While I dont normally like respins, in this one case, I was happy for the FF3.5beta99 respin, as it suddenly gave us ~3 hours before we would need the signing machine again. So, Aki, John Ford and myself quickly moved the mobile devices from Aki’s desk, and the signing machine keymaster out of the server room, into two cars, and drove over in careful slow convoy to the new building. Thankfully Aki thought to put all the mobile devices into a portable guitar base pedal case, which made it “easy” to carry.

(Healthy paranoia caused *me* to carry keymaster, and the signing keys, so I would deal with the consequences if it got dropped in the move. )

…although keymaster looked too unsecured in the back seat like that, so Aki sat in the back, and physically held it for the drive.

Earlier today, I went back to Building K, tracking down some loose ends. It was weird and nostalgic walking around the ghost of the empty building all by myself. Its been my home-from-home for the last two years, and it was surreal to see it all empty like this.
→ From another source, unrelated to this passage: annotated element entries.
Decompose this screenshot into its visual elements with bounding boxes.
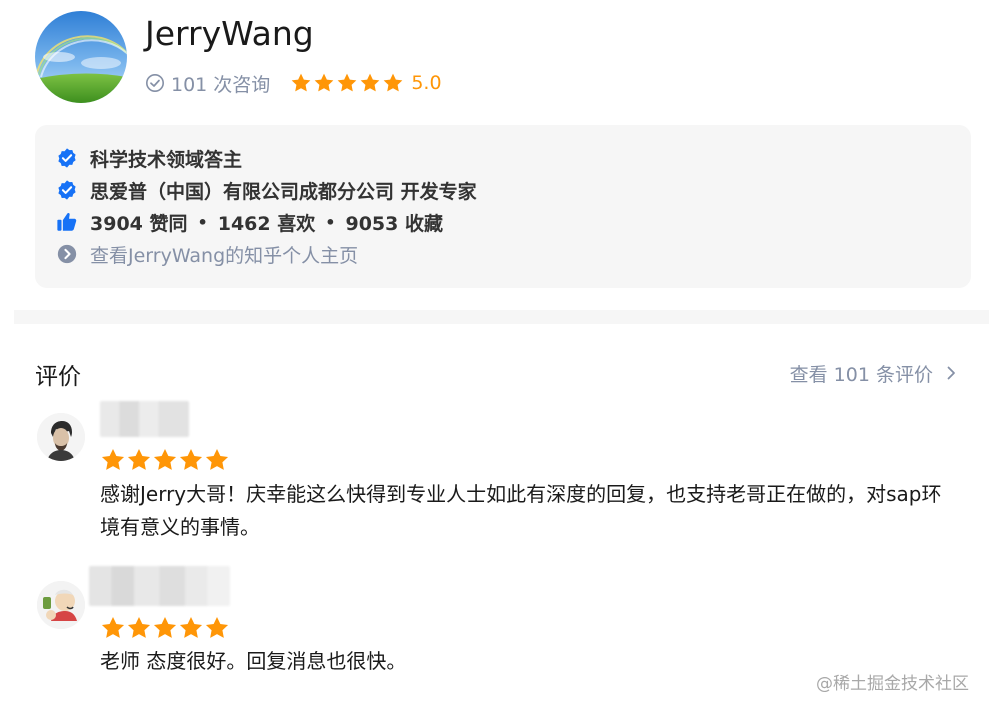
profile-rating-stars xyxy=(290,72,405,94)
star-icon xyxy=(101,448,125,470)
info-company-row: 思爱普（中国）有限公司成都分公司 开发专家 xyxy=(56,175,477,205)
collects-count: 9053 收藏 xyxy=(345,212,443,235)
profile-meta-row: 101 次咨询 5.0 xyxy=(145,69,442,97)
star-icon xyxy=(337,73,357,92)
company-title: 思爱普（中国）有限公司成都分公司 开发专家 xyxy=(90,180,477,203)
info-domain-row: 科学技术领域答主 xyxy=(56,143,242,173)
chevron-right-circle-icon xyxy=(57,244,77,264)
section-divider xyxy=(14,310,989,324)
star-icon xyxy=(153,448,177,470)
star-icon xyxy=(205,616,229,638)
chevron-right-icon xyxy=(947,366,955,380)
profile-info-card: 科学技术领域答主 思爱普（中国）有限公司成都分公司 开发专家 3904 赞同 •… xyxy=(35,125,971,288)
star-icon xyxy=(179,616,203,638)
consult-count: 101 次咨询 xyxy=(171,73,271,96)
watermark: @稀土掘金技术社区 xyxy=(816,674,969,694)
review-text: 老师 态度很好。回复消息也很快。 xyxy=(100,649,407,673)
star-icon xyxy=(314,73,334,92)
stats-separator: • xyxy=(197,212,208,232)
star-icon xyxy=(127,616,151,638)
consultant-profile-page: JerryWang 101 次咨询 5.0 科学技术领域答主 思爱普（中国）有限… xyxy=(0,0,989,711)
reviews-heading: 评价 xyxy=(35,364,81,390)
favs-count: 1462 喜欢 xyxy=(217,212,316,235)
profile-name: JerryWang xyxy=(145,14,314,53)
homepage-link[interactable]: 查看JerryWang的知乎个人主页 xyxy=(90,241,358,268)
reviewer-avatar[interactable] xyxy=(37,413,85,461)
review-rating-stars xyxy=(100,447,230,473)
star-icon xyxy=(101,616,125,638)
view-all-reviews-link[interactable]: 查看 101 条评价 xyxy=(790,359,959,387)
check-circle-icon xyxy=(146,74,164,92)
star-icon xyxy=(179,448,203,470)
view-all-reviews-label[interactable]: 查看 101 条评价 xyxy=(790,360,933,387)
reviewer-avatar[interactable] xyxy=(37,581,85,629)
reviewer-name-blurred xyxy=(89,566,230,606)
likes-count: 3904 赞同 xyxy=(90,212,188,235)
verified-badge-icon xyxy=(58,148,76,168)
verified-badge-icon xyxy=(58,180,76,200)
star-icon xyxy=(383,73,403,92)
star-icon xyxy=(205,448,229,470)
info-stats-row: 3904 赞同 • 1462 喜欢 • 9053 收藏 xyxy=(56,207,443,237)
stats-separator: • xyxy=(325,212,336,232)
answerer-domain: 科学技术领域答主 xyxy=(90,148,243,171)
review-rating-stars xyxy=(100,615,230,641)
profile-avatar[interactable] xyxy=(35,11,127,103)
review-text: 感谢Jerry大哥！庆幸能这么快得到专业人士如此有深度的回复，也支持老哥正在做的… xyxy=(100,482,942,539)
homepage-link-row[interactable]: 查看JerryWang的知乎个人主页 xyxy=(56,239,358,269)
star-icon xyxy=(291,73,311,92)
star-icon xyxy=(127,448,151,470)
reviewer-name-blurred xyxy=(100,401,189,437)
star-icon xyxy=(360,73,380,92)
star-icon xyxy=(153,616,177,638)
thumbs-up-icon xyxy=(57,213,77,231)
rating-value: 5.0 xyxy=(411,72,442,94)
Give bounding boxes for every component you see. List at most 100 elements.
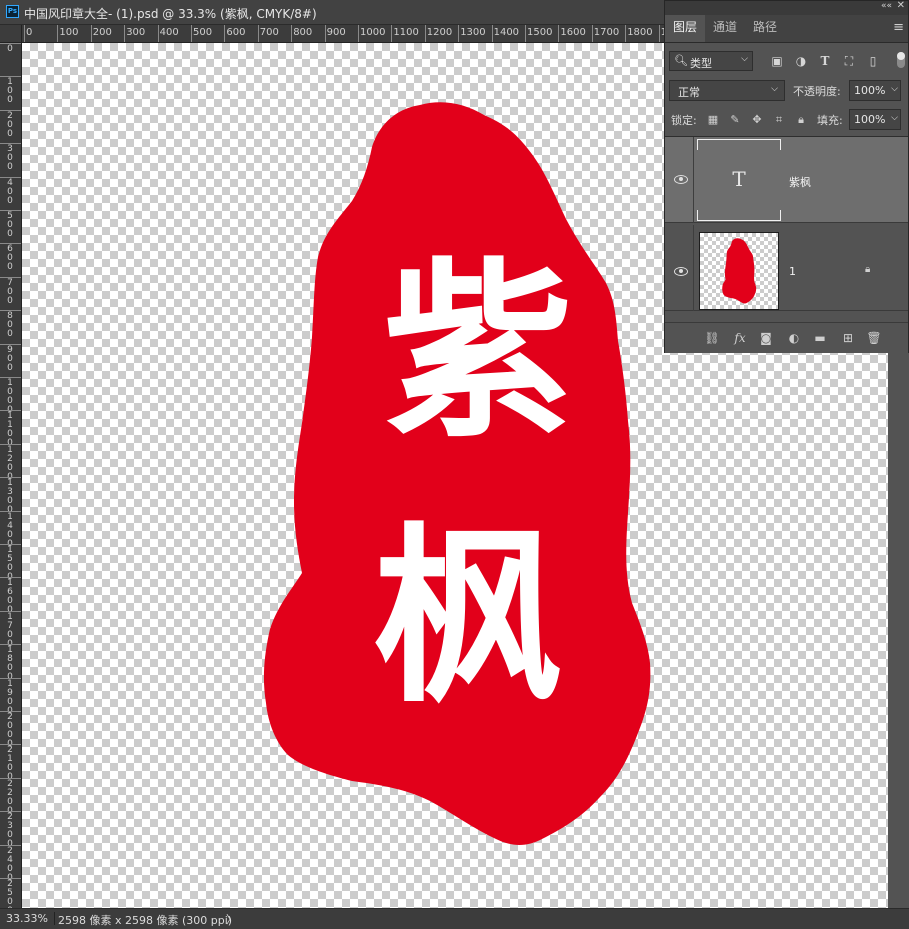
opacity-value: 100% bbox=[854, 84, 886, 97]
chevron-down-icon: ⌵ bbox=[741, 54, 748, 64]
lock-label: 锁定: bbox=[671, 114, 697, 127]
chevron-down-icon[interactable]: ⌵ bbox=[891, 113, 898, 123]
tab-channels[interactable]: 通道 bbox=[705, 15, 745, 42]
layer-name[interactable]: 1 bbox=[789, 265, 796, 278]
blend-mode-select[interactable]: 正常 ⌵ bbox=[669, 80, 785, 101]
ruler-tick bbox=[24, 25, 25, 42]
text-layer-thumbnail: T bbox=[697, 139, 781, 221]
document-info[interactable]: 2598 像素 x 2598 像素 (300 ppi) bbox=[58, 912, 232, 928]
layer-style-fx-icon[interactable]: fx bbox=[731, 329, 749, 347]
new-layer-icon[interactable]: ⊞ bbox=[839, 329, 857, 347]
ruler-label: 1600 bbox=[560, 27, 586, 38]
ruler-label: 700 bbox=[7, 277, 13, 306]
layers-panel: «« ✕ 图层 通道 路径 ≡ 🔍︎ 类型 ⌵ ▣ ◑ T ⛶ ▯ 正常 ⌵ 不… bbox=[664, 0, 909, 353]
ruler-label: 1200 bbox=[426, 27, 453, 38]
ruler-label: 300 bbox=[7, 144, 13, 173]
image-layer-thumbnail bbox=[699, 232, 779, 310]
lock-position-icon[interactable]: ✥ bbox=[749, 112, 765, 128]
layer-lock-icon: 🔒︎ bbox=[865, 264, 871, 275]
filter-adjustment-icon[interactable]: ◑ bbox=[793, 53, 809, 69]
lock-all-icon[interactable]: 🔒︎ bbox=[793, 112, 809, 128]
ruler-label: 1000 bbox=[360, 27, 386, 38]
ruler-label: 500 bbox=[7, 211, 13, 239]
panel-menu-icon[interactable]: ≡ bbox=[893, 20, 904, 35]
ruler-label: 200 bbox=[7, 110, 13, 139]
ruler-label: 400 bbox=[159, 27, 179, 38]
opacity-label: 不透明度: bbox=[793, 85, 841, 98]
tab-layers[interactable]: 图层 bbox=[665, 15, 706, 42]
ruler-label: 900 bbox=[326, 27, 346, 38]
fill-label: 填充: bbox=[817, 114, 843, 127]
ruler-tick bbox=[525, 25, 526, 42]
filter-smart-object-icon[interactable]: ▯ bbox=[865, 53, 881, 69]
ruler-label: 2500 bbox=[7, 879, 13, 909]
fill-field[interactable]: 100% ⌵ bbox=[849, 109, 901, 130]
filter-toggle-switch[interactable] bbox=[897, 52, 905, 68]
lock-image-pixels-icon[interactable]: ✎ bbox=[727, 112, 743, 128]
blend-mode-label: 正常 bbox=[678, 86, 700, 99]
ruler-label: 300 bbox=[126, 27, 146, 38]
ruler-tick bbox=[90, 25, 92, 42]
lock-transparent-pixels-icon[interactable]: ▦ bbox=[705, 112, 721, 128]
add-mask-icon[interactable]: ◙ bbox=[757, 329, 775, 347]
ruler-tick bbox=[257, 25, 259, 42]
panel-footer-toolbar: ⛓ fx ◙ ◐ ▬ ⊞ 🗑︎ bbox=[665, 322, 908, 353]
ruler-label: 1300 bbox=[460, 27, 486, 38]
visibility-eye-icon[interactable] bbox=[673, 173, 689, 185]
search-icon: 🔍︎ bbox=[674, 54, 688, 67]
collapse-panel-icon[interactable]: «« bbox=[881, 1, 892, 11]
chevron-down-icon: ⌵ bbox=[771, 84, 778, 94]
seal-character-1: 紫 bbox=[383, 240, 573, 463]
visibility-eye-icon[interactable] bbox=[673, 265, 689, 277]
layer-name[interactable]: 紫枫 bbox=[789, 174, 811, 190]
tab-paths[interactable]: 路径 bbox=[745, 15, 785, 42]
layer-row-image[interactable]: 1 🔒︎ bbox=[665, 225, 908, 311]
link-layers-icon[interactable]: ⛓ bbox=[703, 329, 721, 347]
ruler-tick bbox=[191, 25, 192, 42]
ruler-tick bbox=[224, 25, 226, 42]
ruler-label: 700 bbox=[259, 27, 279, 38]
ruler-tick bbox=[124, 25, 126, 42]
chevron-down-icon[interactable]: ⌵ bbox=[891, 84, 898, 94]
layer-filter-select[interactable]: 🔍︎ 类型 ⌵ bbox=[669, 51, 753, 71]
document-tab-title[interactable]: 中国风印章大全- (1).psd @ 33.3% (紫枫, CMYK/8#) bbox=[24, 5, 317, 22]
ruler-label: 0 bbox=[26, 27, 33, 38]
layers-list: T 紫枫 1 🔒︎ bbox=[665, 136, 908, 322]
panel-header: «« ✕ bbox=[665, 0, 908, 15]
filter-shape-icon[interactable]: ⛶ bbox=[841, 53, 857, 69]
filter-label: 类型 bbox=[690, 57, 712, 70]
ruler-label: 800 bbox=[7, 311, 13, 340]
close-panel-icon[interactable]: ✕ bbox=[897, 0, 905, 11]
ruler-tick bbox=[625, 25, 627, 42]
type-layer-icon: T bbox=[732, 167, 746, 191]
ruler-label: 500 bbox=[193, 27, 213, 38]
ruler-label: 0 bbox=[7, 44, 13, 54]
status-menu-arrow-icon[interactable]: 〉 bbox=[226, 911, 237, 927]
seal-character-2: 枫 bbox=[373, 505, 563, 728]
ruler-label: 600 bbox=[226, 27, 246, 38]
filter-type-icon[interactable]: T bbox=[817, 53, 833, 69]
layer-row-text[interactable]: T 紫枫 bbox=[665, 137, 908, 223]
delete-layer-trash-icon[interactable]: 🗑︎ bbox=[865, 329, 883, 347]
opacity-field[interactable]: 100% ⌵ bbox=[849, 80, 901, 101]
ruler-tick bbox=[458, 25, 460, 42]
ruler-tick bbox=[291, 25, 293, 42]
ruler-origin[interactable] bbox=[0, 25, 22, 43]
filter-pixel-icon[interactable]: ▣ bbox=[769, 53, 785, 69]
ruler-label: 1500 bbox=[527, 27, 553, 38]
ruler-tick bbox=[57, 25, 59, 42]
seal-stone-shape bbox=[263, 102, 651, 845]
ruler-label: 1100 bbox=[393, 27, 419, 38]
fill-value: 100% bbox=[854, 113, 886, 126]
new-adjustment-layer-icon[interactable]: ◐ bbox=[785, 329, 803, 347]
zoom-level[interactable]: 33.33% bbox=[6, 912, 55, 925]
ruler-tick bbox=[658, 25, 660, 42]
new-group-folder-icon[interactable]: ▬ bbox=[811, 329, 829, 347]
panel-tabs: 图层 通道 路径 ≡ bbox=[665, 15, 908, 43]
ruler-tick bbox=[358, 25, 359, 42]
vertical-ruler[interactable]: 0100200300400500600700800900100011001200… bbox=[0, 43, 22, 908]
ruler-label: 200 bbox=[92, 27, 112, 38]
lock-artboard-icon[interactable]: ⌗ bbox=[771, 112, 787, 128]
ruler-label: 1800 bbox=[627, 27, 653, 38]
layer-filter-row: 🔍︎ 类型 ⌵ ▣ ◑ T ⛶ ▯ bbox=[669, 50, 905, 74]
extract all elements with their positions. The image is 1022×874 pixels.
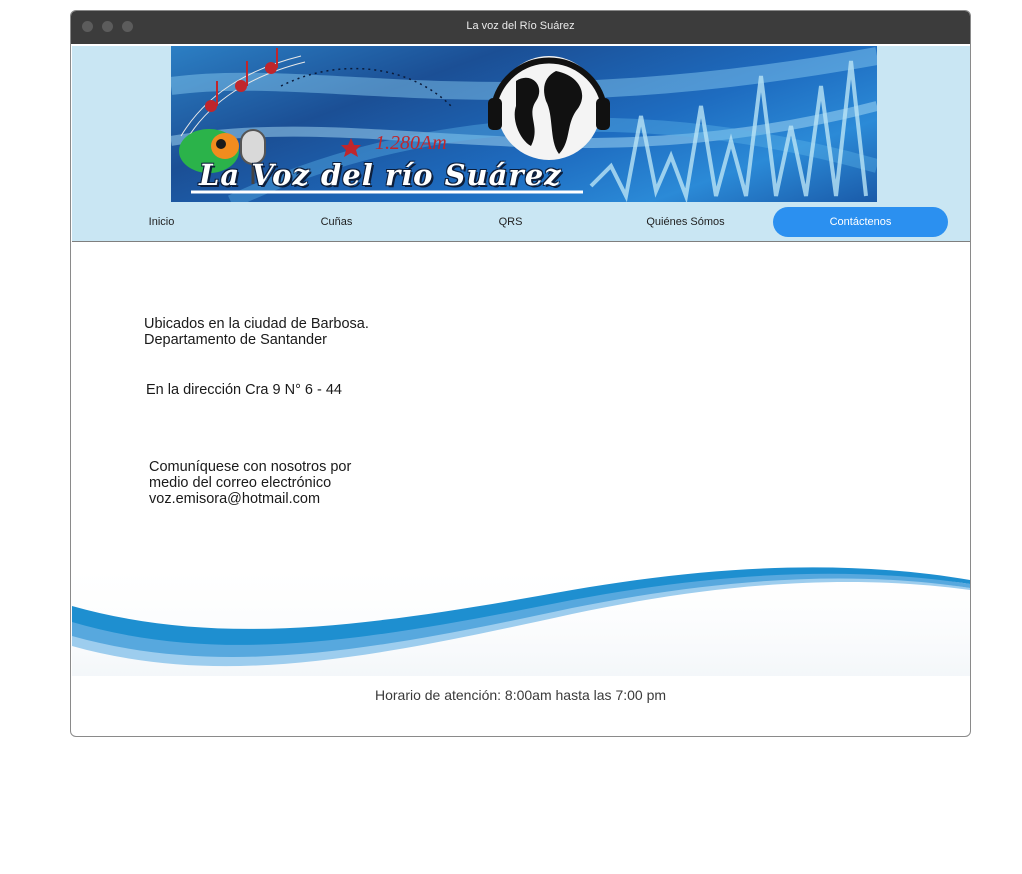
address-text: En la dirección Cra 9 N° 6 - 44	[146, 382, 342, 398]
location-line-1: Ubicados en la ciudad de Barbosa.	[144, 316, 369, 332]
window-title: La voz del Río Suárez	[466, 20, 575, 32]
nav-item-quienes-somos[interactable]: Quiénes Sómos	[598, 207, 773, 237]
contact-line-1: Comuníquese con nosotros por	[149, 459, 352, 475]
nav-item-inicio[interactable]: Inicio	[74, 207, 249, 237]
station-banner: 1.280Am La Voz del río Suárez	[171, 46, 877, 202]
location-line-2: Departamento de Santander	[144, 332, 327, 348]
business-hours: Horario de atención: 8:00am hasta las 7:…	[374, 687, 667, 703]
contact-email: voz.emisora@hotmail.com	[149, 491, 321, 507]
banner-frequency: 1.280Am	[375, 132, 447, 154]
site-header: 1.280Am La Voz del río Suárez Inicio Cuñ…	[72, 46, 970, 242]
decorative-wave	[72, 556, 970, 676]
main-nav: Inicio Cuñas QRS Quiénes Sómos Contácten…	[72, 207, 970, 238]
banner-station-name: La Voz del río Suárez	[199, 158, 562, 192]
contact-line-2: medio del correo electrónico	[149, 475, 332, 491]
nav-item-contactenos[interactable]: Contáctenos	[773, 207, 948, 237]
browser-window: La voz del Río Suárez 1.280Am La Voz del…	[70, 10, 971, 737]
nav-item-cunas[interactable]: Cuñas	[249, 207, 424, 237]
title-bar: La voz del Río Suárez	[71, 11, 970, 44]
nav-item-qrs[interactable]: QRS	[423, 207, 598, 237]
ps: if anyone knows who this crutch belongs to, could they let us know?

Big tip of the hat to Rhian, Chris Beard, Karen, Erica and IT for a phenomenal job on all this. I’ve done moves like this in previous companies, and there’s always a million-and-one loose details. But they seemed to have everything all calmly taken care of. Quite amazing!

Taking Mobile Unittest and Talos offline

Quick note repeating what I mentioned in the Monday Foundation call, the Tuesday developer meeting and what Aki blogged about here

We’re powering off all the mobile linux-arm Unittest and Talos machines tomorrow (Friday  5th June 2009) to box them up and move them to their new home. With any luck they’ll be back online late Friday, but it might take until Monday 8th, depending on a bunch of stuff beyond our control right now. They’ll be in a server room in the new building, and Aki can finally get some desk space! 🙂

Please be gentle with the mobile linux-arm builds while these devices are offline!

TryServer now supports linux-arm and WinCE mobile builds

Late last week, John Ford enabled mobile builds on TryServer. This is a huge boost to the mobile developers working on Fennec because:

  1. Fennec developers on linux-arm or WinCE can now confirm that their patches work on both mobile o.s. before they land, without needing to maintain two environments on their desk, or swap patches back-forth with other mobile developers.
  2. Firefox developers could never tell if their patch was going to break mobile builds. If a patch did break mobile builds, the developer would have to guess a bustage fix, quickly land it,  watch to see if that fixed the entire problem and maybe repeat. Meanwhile mobile developers were stuck with a broken build for the duration.

Obviously, doing these extra builds per TryServer adds extra load to our TryServer pool-of-slaves, but we’ve just added 20 extra slaves there to offset the extra load. We’ll continue to watch wait times, but if you see any problems, please file a bug.

Way to go, John – and all done by week#4 of your internship. Exciting start to the summer!!